The person I am discussing with assumes that since Jesus says: “Son-behold thy mother” He is indicating that the disciple is a true brother, and son of Mary. I’m sure that somewhere, scripture indicates that this is John, but cannot locate
 
The person you are talking to might want to read some Protestant commentaries on John, because even in Protestant circles it is recognized that the “disciple that Jesus loved” or “beloved disciple” is John son of Zebedee.

The reasons cited in such Protestant commentaries for this identification are fairly straightforward:
  1. If you read John’s Gospel it reveals that the beloved disciple was a disciple who regularly travelled with Jesus (he witnessed the events of the Gospel). This means it wasn’t a “brother of the Lord” because Christ’s brethren were not among those who travelled with him.

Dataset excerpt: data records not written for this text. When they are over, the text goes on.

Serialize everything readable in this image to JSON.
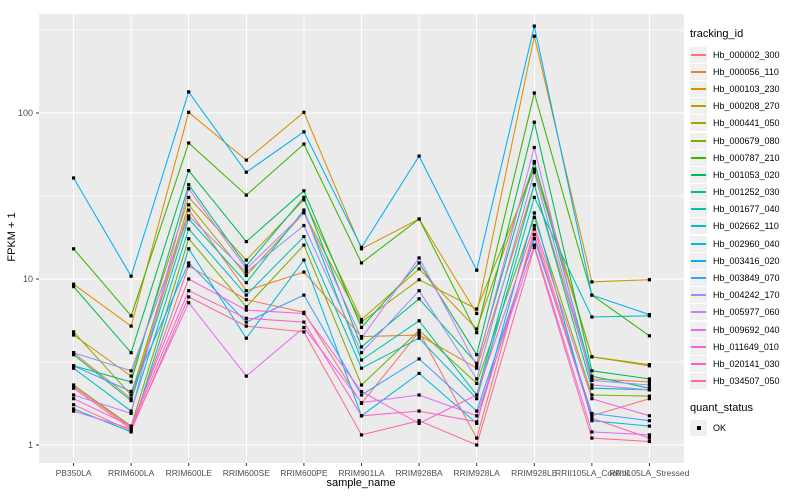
{
  "figure": {
    "x_axis_label": "sample_name",
    "y_axis_label": "FPKM + 1"
  },
  "legend": {
    "tracking_title": "tracking_id",
    "quant_title": "quant_status",
    "quant_ok_label": "OK"
  },
  "chart_data": {
    "type": "line",
    "title": "",
    "xlabel": "sample_name",
    "ylabel": "FPKM + 1",
    "y_scale": "log10",
    "ylim": [
      1,
      400
    ],
    "y_major_ticks": [
      1,
      10,
      100
    ],
    "y_minor_ticks": [
      3.162,
      31.62,
      316.2
    ],
    "grid": true,
    "legend_position": "right",
    "panel_background": "#EBEBEB",
    "grid_color": "#FFFFFF",
    "tick_text_color": "#4D4D4D",
    "marker": "black-square",
    "marker_meaning": "quant_status OK",
    "categories": [
      "PB350LA",
      "RRIM600LA",
      "RRIM600LE",
      "RRIM600SE",
      "RRIM600PE",
      "RRIM901LA",
      "RRIM928BA",
      "RRIM928LA",
      "RRIM928LE",
      "RRII105LA_Control",
      "RRII105LA_Stressed"
    ],
    "series": [
      {
        "name": "Hb_000002_300",
        "color": "#F8766D",
        "values": [
          2.2,
          1.25,
          12,
          7.5,
          6.3,
          1.78,
          4.8,
          1.1,
          20,
          1.5,
          1.9
        ]
      },
      {
        "name": "Hb_000056_110",
        "color": "#EA8331",
        "values": [
          3.6,
          1.9,
          26,
          8.5,
          11,
          4.5,
          4.6,
          2.9,
          37,
          2.5,
          2.4
        ]
      },
      {
        "name": "Hb_000103_230",
        "color": "#D89000",
        "values": [
          9.3,
          5.2,
          101,
          52,
          101,
          15.2,
          23,
          6.2,
          290,
          9.6,
          9.9
        ]
      },
      {
        "name": "Hb_000208_270",
        "color": "#C09B00",
        "values": [
          4.6,
          2.6,
          31,
          13,
          30,
          5.7,
          11.5,
          5.0,
          50,
          3.4,
          3.0
        ]
      },
      {
        "name": "Hb_000441_050",
        "color": "#A3A500",
        "values": [
          4.8,
          2.0,
          28,
          10.5,
          25,
          5.5,
          9.9,
          6.6,
          46,
          3.4,
          3.05
        ]
      },
      {
        "name": "Hb_000679_080",
        "color": "#7CAE00",
        "values": [
          2.3,
          1.3,
          17.5,
          6.8,
          16,
          2.3,
          4.9,
          2.35,
          23.5,
          2.0,
          1.97
        ]
      },
      {
        "name": "Hb_000787_210",
        "color": "#39B600",
        "values": [
          15.2,
          6.0,
          66,
          32,
          65,
          12.5,
          23,
          4.75,
          132,
          8.0,
          4.55
        ]
      },
      {
        "name": "Hb_001053_020",
        "color": "#00BB4E",
        "values": [
          9.0,
          3.6,
          45,
          16.8,
          34,
          5.1,
          12.5,
          3.5,
          88,
          2.8,
          2.5
        ]
      },
      {
        "name": "Hb_001252_030",
        "color": "#00BF7D",
        "values": [
          3.0,
          2.4,
          37,
          12,
          31,
          3.9,
          7.6,
          3.1,
          51,
          2.6,
          2.2
        ]
      },
      {
        "name": "Hb_001677_040",
        "color": "#00C1A3",
        "values": [
          3.5,
          1.85,
          23,
          9.5,
          26,
          3.25,
          5.6,
          2.0,
          37,
          2.2,
          2.15
        ]
      },
      {
        "name": "Hb_002662_110",
        "color": "#00BFC4",
        "values": [
          2.9,
          1.6,
          20,
          8.0,
          18,
          2.9,
          4.4,
          1.9,
          31,
          5.9,
          6.0
        ]
      },
      {
        "name": "Hb_002960_040",
        "color": "#00BAE0",
        "values": [
          1.65,
          1.2,
          15.2,
          4.4,
          13,
          1.5,
          2.7,
          1.35,
          25,
          1.4,
          1.3
        ]
      },
      {
        "name": "Hb_003416_020",
        "color": "#00B0F6",
        "values": [
          40.6,
          10.4,
          134,
          44,
          77,
          15.5,
          55,
          11.3,
          334,
          8.0,
          6.1
        ]
      },
      {
        "name": "Hb_003849_070",
        "color": "#35A2FF",
        "values": [
          3.0,
          2.1,
          12.5,
          5.5,
          8.0,
          2.0,
          3.3,
          1.6,
          17.5,
          1.55,
          1.4
        ]
      },
      {
        "name": "Hb_004242_170",
        "color": "#9590FF",
        "values": [
          3.6,
          2.8,
          24,
          11,
          21,
          3.6,
          8.5,
          2.5,
          44,
          2.45,
          2.3
        ]
      },
      {
        "name": "Hb_005977_060",
        "color": "#C77CFF",
        "values": [
          2.0,
          1.55,
          35,
          11.5,
          25,
          4.4,
          13.4,
          3.0,
          62,
          2.3,
          2.15
        ]
      },
      {
        "name": "Hb_009692_040",
        "color": "#E76BF3",
        "values": [
          1.6,
          1.25,
          7.2,
          2.6,
          5.1,
          1.8,
          2.0,
          1.5,
          16,
          1.2,
          1.15
        ]
      },
      {
        "name": "Hb_011649_010",
        "color": "#FA62DB",
        "values": [
          1.9,
          1.3,
          10,
          6.5,
          6.2,
          2.1,
          1.35,
          2.0,
          21,
          1.9,
          1.5
        ]
      },
      {
        "name": "Hb_020141_030",
        "color": "#FF62BC",
        "values": [
          2.25,
          1.28,
          8.5,
          5.8,
          5.5,
          1.5,
          1.6,
          1.38,
          18.5,
          1.45,
          1.1
        ]
      },
      {
        "name": "Hb_034507_050",
        "color": "#FF6A98",
        "values": [
          1.75,
          1.22,
          7.8,
          5.2,
          4.8,
          1.15,
          1.4,
          1.0,
          15.5,
          1.1,
          1.05
        ]
      }
    ]
  }
}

  2. It also is clear that the beloved disciple is one of the core disciples due to the intimacy he has with Jesus (e.g., being seated even closer to Jesus at the Last Supper than Peter). This means that he is one of the core four: John, James, Peter, and Andrew.
  3. It can’t be Peter because the Gospel several times notes that Peter and the beloved disciple were present together at events and talked to or about each other.
  4. It can’t be Andrew because he is named earlier in the Gospel and the whole point of the beloved disciple referring to himself obliquely is that he doesn’t use his own name.
  5. It can’t be James because he was killed by Herod Agrippa early in Acts and thus did not survive to write a gospel, as the author of John did. (Indeed, the end of the gospel records a rumor in early Christianity that the author of John would live until the Second Coming.)
  6. That leaves us with an identification of the beloved disciple and John.